Officer Mohr served the maximum 10-year sentence for a civil rights violation after the K9 deployment caused 10 stitches in the man’s calf. She was then just a 24-year-old police rookie.
“I was a very young police officer, riding with my training officer,” she told host John Bachman. “I had to utilize my dog to arrest two suspects that were breaking into a building in the middle of the night.”
She followed departmental procedures in effect at the time, acted on the instructions of her training officer, and no complaints were issued about the “force that was used to make the arrest.”
But, “Five years later, much to my surprise, one day before the statute of limitations was set to expire,” she said, “my training officer and I were indicted by the Department of Justice by the Federal government.”
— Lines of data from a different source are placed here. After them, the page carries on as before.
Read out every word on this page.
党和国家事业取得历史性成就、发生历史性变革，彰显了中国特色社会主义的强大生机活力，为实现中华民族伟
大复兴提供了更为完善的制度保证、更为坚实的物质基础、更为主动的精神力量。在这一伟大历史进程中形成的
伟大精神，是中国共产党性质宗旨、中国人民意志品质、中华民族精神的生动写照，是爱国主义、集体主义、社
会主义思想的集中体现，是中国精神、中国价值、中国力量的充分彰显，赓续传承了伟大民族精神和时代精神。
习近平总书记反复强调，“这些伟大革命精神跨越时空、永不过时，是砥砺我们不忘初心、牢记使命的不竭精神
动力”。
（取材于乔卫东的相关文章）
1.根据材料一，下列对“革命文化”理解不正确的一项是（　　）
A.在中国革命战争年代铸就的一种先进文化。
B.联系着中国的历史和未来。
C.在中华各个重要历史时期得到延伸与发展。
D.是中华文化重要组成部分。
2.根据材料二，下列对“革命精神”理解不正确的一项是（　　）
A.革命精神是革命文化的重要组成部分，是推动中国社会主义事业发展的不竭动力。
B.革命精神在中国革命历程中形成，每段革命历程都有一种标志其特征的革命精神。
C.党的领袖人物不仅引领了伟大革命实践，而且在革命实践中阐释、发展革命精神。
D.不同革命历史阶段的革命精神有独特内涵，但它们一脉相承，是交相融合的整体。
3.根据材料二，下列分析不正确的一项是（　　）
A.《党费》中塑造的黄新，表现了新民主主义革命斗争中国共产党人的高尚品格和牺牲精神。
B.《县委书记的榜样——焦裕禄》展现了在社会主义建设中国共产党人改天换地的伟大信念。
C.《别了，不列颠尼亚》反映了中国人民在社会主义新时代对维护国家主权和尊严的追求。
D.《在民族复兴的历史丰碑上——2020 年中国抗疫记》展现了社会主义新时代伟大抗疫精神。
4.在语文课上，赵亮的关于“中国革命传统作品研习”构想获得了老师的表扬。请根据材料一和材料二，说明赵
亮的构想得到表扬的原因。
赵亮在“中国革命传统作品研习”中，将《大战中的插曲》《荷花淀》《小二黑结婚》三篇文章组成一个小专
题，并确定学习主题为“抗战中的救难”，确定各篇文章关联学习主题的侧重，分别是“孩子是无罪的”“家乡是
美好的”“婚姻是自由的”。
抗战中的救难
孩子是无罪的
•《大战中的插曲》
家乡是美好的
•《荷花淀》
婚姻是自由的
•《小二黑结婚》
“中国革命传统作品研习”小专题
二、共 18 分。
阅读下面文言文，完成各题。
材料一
Officer Mohr, who had a 2-year-old son at home, says she was scapegoated to satisfy The Washington Post after an FBI investigation into alleged brutality by the Prince George’s County Police Department failed to result in any other convictions. Her first trial acquitted her of one charge and ended in a hung jury on the other, but a second trial brought a conviction and the 10-year sentence, Newsmax reported.
“In the second trial, which was nothing like the first – the first trial was all about the facts of the case – the second was basically a character assassination of myself,” Mohr said, noting she was incarcerated for 10 formative years of her then-toddler son’s life.
“Such a harsh sentence,” she continued, noting that year’s average sentence for the same charge was a mere 33 months. “I got 10 years, basically one year for every stitch that the suspect received on his calf.”
Former police officer Stephanie Mohr spent nearly a decade in prison after her K-9 partner bit a suspect. Will President Trump grant her a pardon? HLN’s @LynnSmithTV is #OnTheStory. pic.twitter.com/yxNMOf0EID
— HLN (@HLNTV) February 20, 2020
Mohr was traveling with her parents and partner on Wednesday when she heard she had received a pardon, according to USA Today.
“So many emotions flooding through me. It’s been a long, long, long battle for this. I’m just so grateful,” she told the outlet.
The Law Enforcement Legal Defense Fund and the National Fraternal Order of Police, the biggest police union in the US, helped push for Mohr’s pardon.